According to Beuving’s study, the Lebanese actually aren’t so terribly interested in making a profit at all, let alone in the car business. What motivates them instead is the exciting life of the expatriate. Beuving paints a picture of young adults who want nothing more than to escape the oppressive family ties and rigid social conventions of home. The immigrate to West Africa in hopes of a carefree life full of booze and broads. And though there’s little to be made in the car trade, there’s still an ample supply of women and drink. “Its really hard to meet girls in Lebanon,” says John. “A girlfriend just for sex?
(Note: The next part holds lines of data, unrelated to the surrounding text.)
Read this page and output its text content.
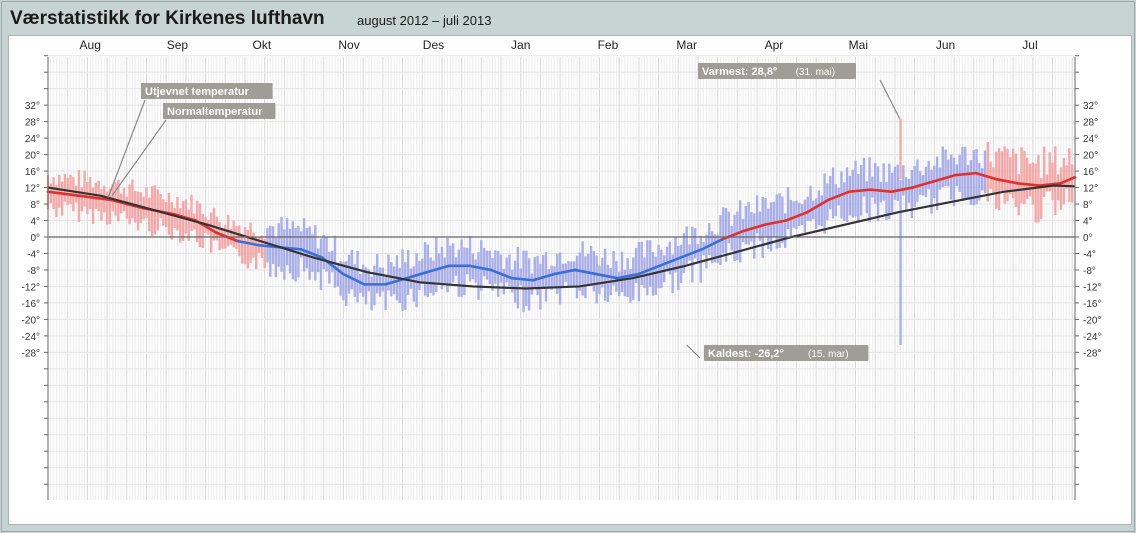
Værstatistikk for Kirkenes lufthavn august 2012 – juli 2013
Aug	Sep	Okt	Nov	Des	Jan	Feb	Mar	Apr	Mai	Jun	Jul
32°	32°
28°	28°
24°	24°
20°	20°
16°	16°
12°	12°
8°	8°
4°	4°
0°	0°
-4°	-4°
-8°	-8°
-12°	-12°
-16°	-16°
-20°	-20°
-24°	-24°
-28°	-28°
Varmest: 28,8° (31. mai)
Kaldest: -26,2° (15. mar)
Utjevnet temperatur
Normaltemperatur
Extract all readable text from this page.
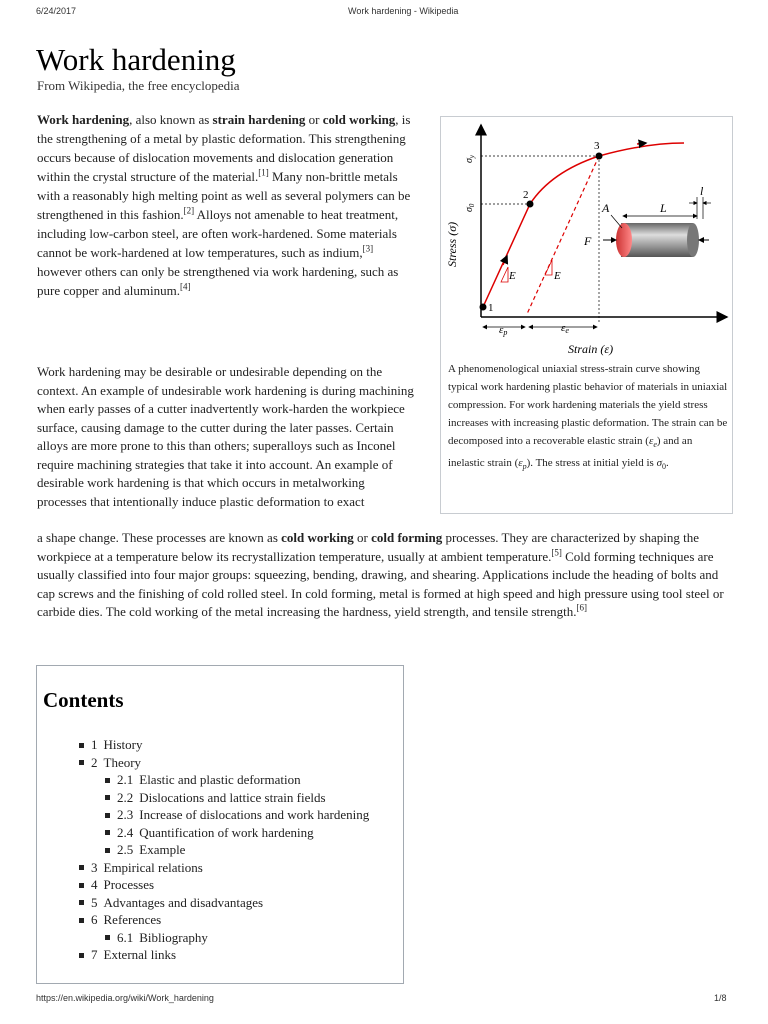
6/24/2017	Work hardening - Wikipedia
Work hardening
From Wikipedia, the free encyclopedia

Work hardening, also known as strain hardening or cold working, is the strengthening of a metal by plastic deformation. This strengthening occurs because of dislocation movements and dislocation generation within the crystal structure of the material.[1] Many non-brittle metals with a reasonably high melting point as well as several polymers can be strengthened in this fashion.[2] Alloys not amenable to heat treatment, including low-carbon steel, are often work-hardened. Some materials cannot be work-hardened at low temperatures, such as indium,[3] however others can only be strengthened via work hardening, such as pure copper and aluminum.[4]

Work hardening may be desirable or undesirable depending on the context. An example of undesirable work hardening is during machining when early passes of a cutter inadvertently work-harden the workpiece surface, causing damage to the cutter during the later passes. Certain alloys are more prone to this than others; superalloys such as Inconel require machining strategies that take it into account. An example of desirable work hardening is that which occurs in metalworking processes that intentionally induce plastic deformation to exact

a shape change. These processes are known as cold working or cold forming processes. They are characterized by shaping the workpiece at a temperature below its recrystallization temperature, usually at ambient temperature.[5] Cold forming techniques are usually classified into four major groups: squeezing, bending, drawing, and shearing. Applications include the heading of bolts and cap screws and the finishing of cold rolled steel. In cold forming, metal is formed at high speed and high pressure using tool steel or carbide dies. The cold working of the metal increasing the hardness, yield strength, and tensile strength.[6]

1
2
3
E	E
Stress (σ)
$\sigma_y$
$\sigma_0$
εp	εe
Strain (ε)
F
A	L
l
A phenomenological uniaxial stress-strain curve showing typical work hardening plastic behavior of materials in uniaxial compression. For work hardening materials the yield stress increases with increasing plastic deformation. The strain can be decomposed into a recoverable elastic strain $(\varepsilon_e)$ and an inelastic strain $(\varepsilon_p)$. The stress at initial yield is $\sigma_0$.
Contents
1 History
2 Theory
2.1 Elastic and plastic deformation
2.2 Dislocations and lattice strain fields
2.3 Increase of dislocations and work hardening
2.4 Quantification of work hardening
2.5 Example
3 Empirical relations
4 Processes
5 Advantages and disadvantages
6 References
6.1 Bibliography
7 External links
https://en.wikipedia.org/wiki/Work_hardening	1/8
Forget about it.” In Cotonou, however, that’s not a problem.

 

…..I’m in Ouagadougou, which everyone calls Waga for short. The city makes a bad first impression. Interminable, half-built suburbs ring the outskirts, and the road downtown is a long-drawn-out assemblage of phone centers, food vendors, and secondhand auto parts stores…… There’s more life here, more fun, more enjoyment than elsewhere.

 

In the average African city, three-quarters of the cars are cabs.